If you’d like to work through the class recordings and worksheets, send me a note at stephanie@freshtart.com (or reply to this if you received it as an email) and I’ll send you a link to sign up. (I include the class free for my 1:1 coaching clients.)
I’ll leave you with a Minnesota goodbye, as in, a drawn-out farewell. I live in Denver now, but I’ll always be a Midwesterner at heart. (I think I like Denver so much because it’s a very Midwestern-feeling town, I’ve had zero culture shock coming here.)
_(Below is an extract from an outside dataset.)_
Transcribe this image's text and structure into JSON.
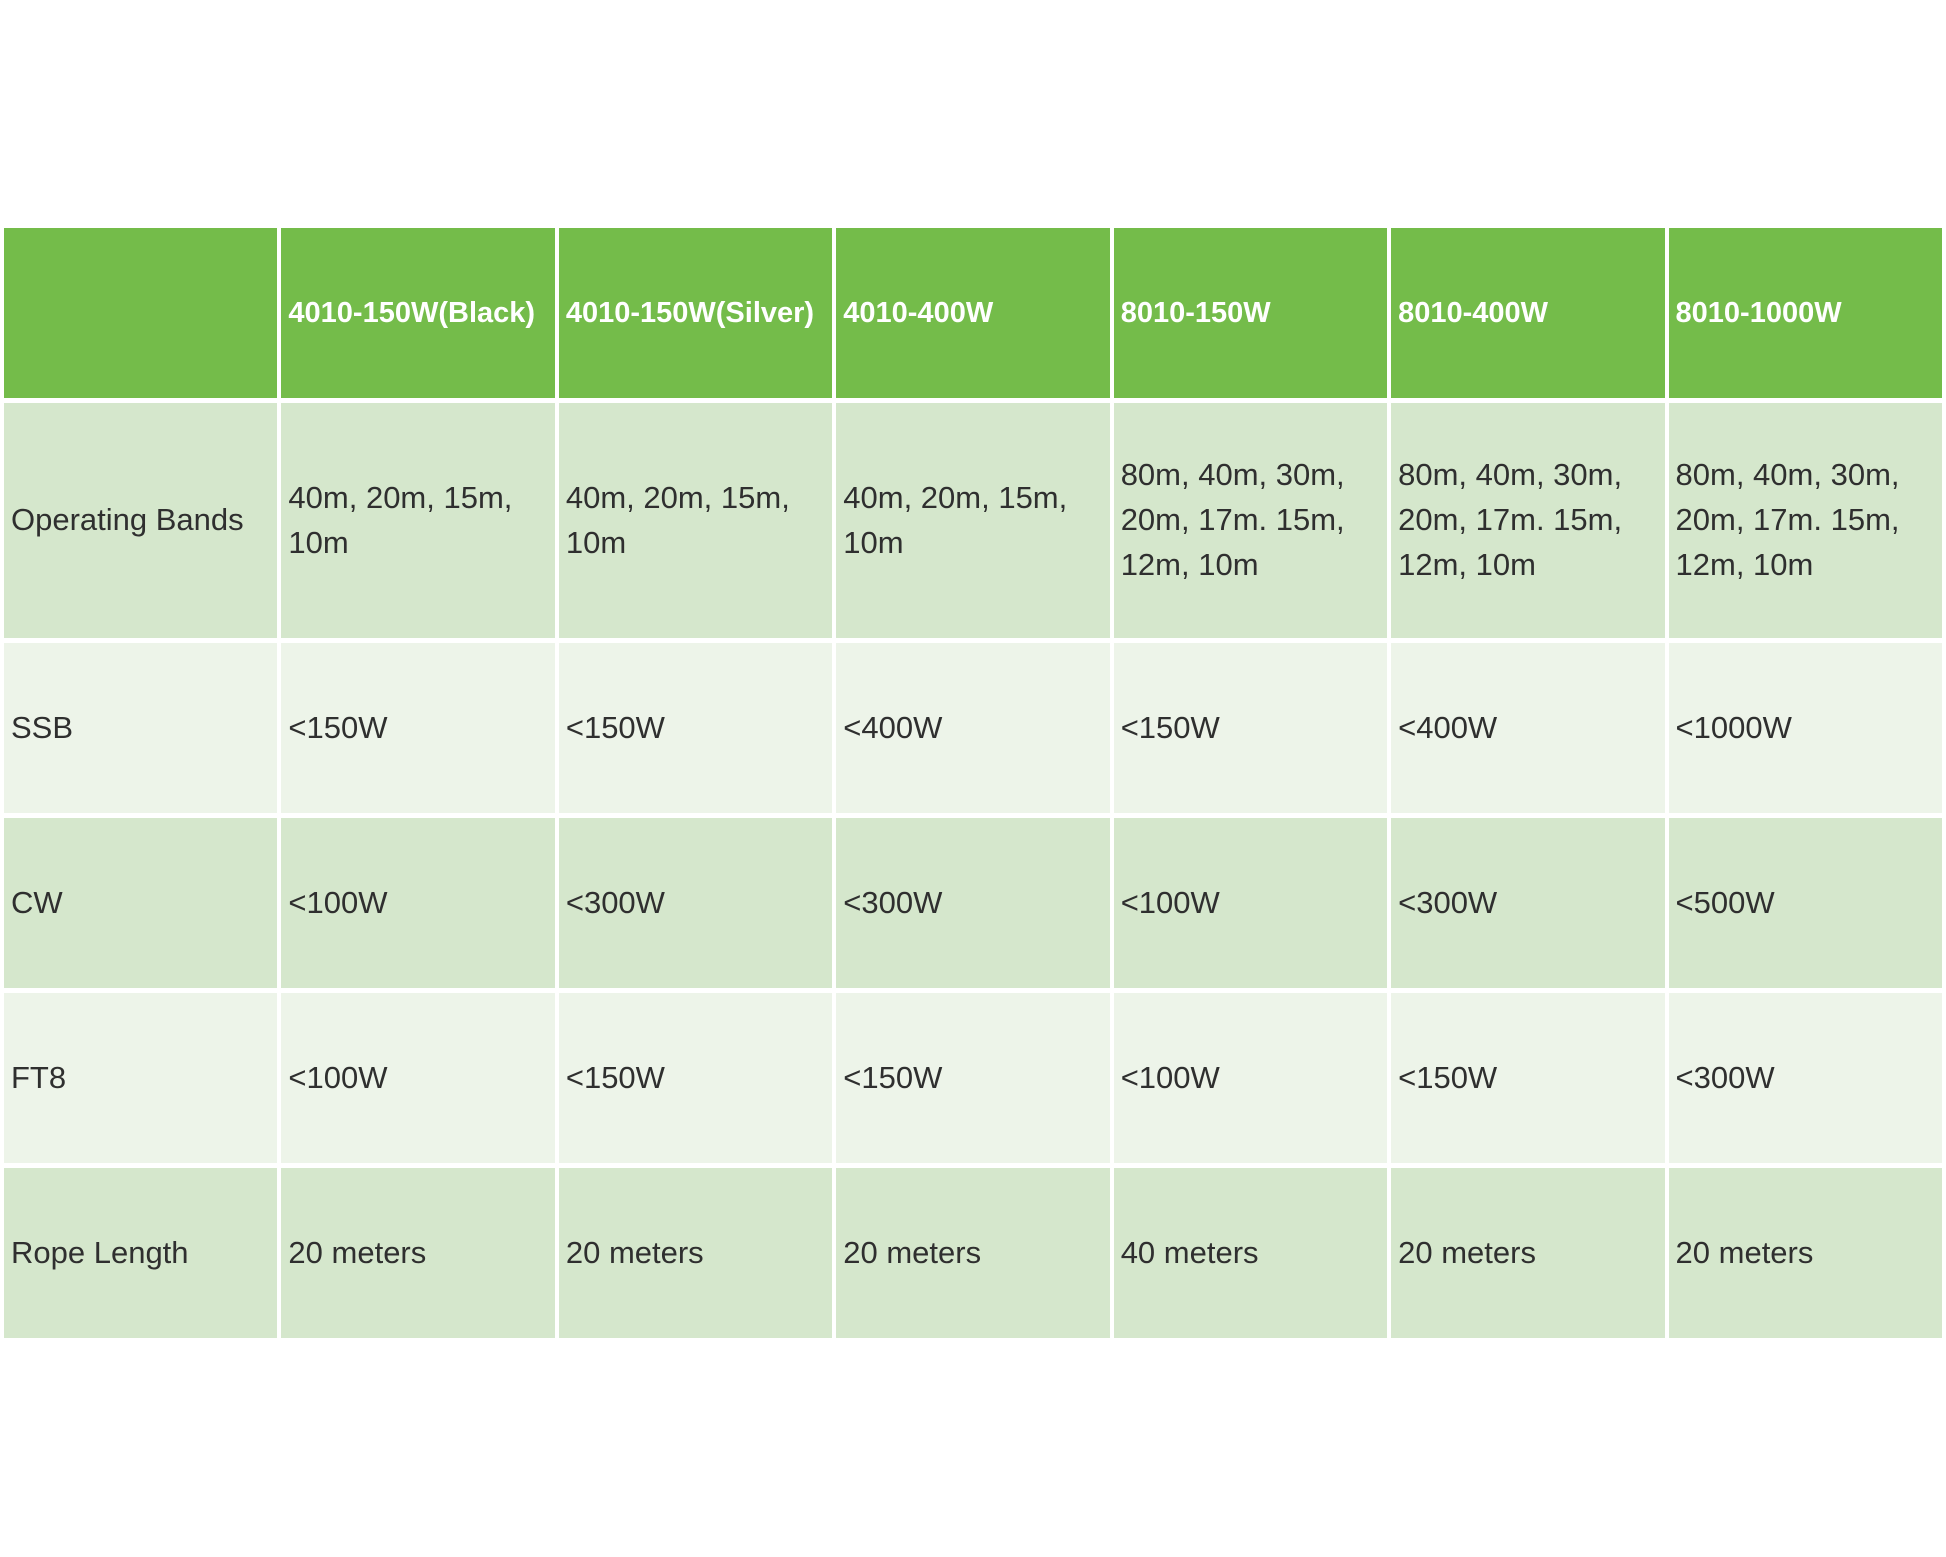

A few weeks ago I went to central Minnesota for a Meyer family gathering on Green Lake in Spicer, Minnesota. My dad’s family is from Clara City, near Spicer, and we spent time each summer swimming, boating, and fishing in beautiful Green Lake. My grandparents used to rent a little cabin that’s somehow still there - it’s always so sweet to spot it from the boat and remember how much fun I had being sunburned and deeply mosquito-bitten with my cousins and aunts and uncles.
And how much delicious food we ate - my Grandma Meyer was a fantastic cook and baker and I just loved hanging out and helping in her kitchen. For the lake she baked cookies, bars, pies, cakes, sweet rolls, and muffins. She fried chicken and walleye for dinners to have with garden green beans, tomatoes, cucumbers, sweet corn, and potatoes. We were so, so spoiled and we didn’t even know it.
We cousins had so much fun together that we (almost) didn’t mind sleeping on the floor on blow-up mattresses meant for floating in the lake. We were sandy, itchy, hot, and some of us (me) were terrified of the spiders that would skitter across the floor right before some grown-up turned out the lights, but somehow it all worked out.
When we weren’t swimming, we were snacking and it was pure heaven. I wasn’t really allowed to snack as a kid and so the bending of the rules made everything even more delicious. My grandpa would bring whole cases of Nesbitt’s orange soda in bottles and stock the fridge and we couldn’t even believe how decadent it was.
The fabulous Meyer aunties are a health-conscious bunch but their favorite snack was what we just called “Margie’s Chip Dip” and it was a staple at the lake. I had honestly forgotten about it until it showed up at snack time a few weeks ago at our gathering and blew my mind all over again. It’s one of those recipes that looks unremarkable on paper but tastes incredible.
My aunt Margie shared it with me and wrote:
“Here’s the recipe that started it all! There have been many variations made depending on what’s in the pantry and personal taste.”
I’ll put the basic recipe below. I made it as is this past weekend in Snowmass and we mowed it down fast!
The original recipe calls for Tostitos and we decided that it is indeed important to go with a heartier chip. This dip is in effect chopped vegetables, not a sauce or salsa, so there’s some serious scooping going on. The scoop style Tostitos would be pretty great, I’ll bet.
I was rushing and didn’t chop things quite finely enough - aim for a fine and uniform chop. Definitely don’t puree in a food processor. This isn’t a tapenade.
OK, if that’s not the most Minnesota goodbye description of a simple dip then nothing is. I’ll stop there. I’m sorry I don’t have a pic - we ate it so fast - but please do enjoy!
Margie’s Chip Dip
Recipe created by Margie’s friend Joanie, also from Clara City
Serves 8 (4 of us ate it all in 2 days)
Note: potential additions (I would make it once first and decide what you might like, if any, because it’s very addictive as is) could include pepperoncini, jalapeno or chili flakes, fresh garlic, black pepper, fresh herbs. This tastes GREAT made the day before.
Chop into 1/4-inch dice:
2 ripe tomatoes
1/2 jar Spanish olives
1 can ripe olives
1 green pepper
1/2 cup white onion
Mix and pour over veggies:
3 tablespoons olive oil
1 1/2 tablespoons red wine vinegar
1 tablespoon garlic salt
Serve with Tostitos. (My note: I think Tostito scoops would be pretty great with this.)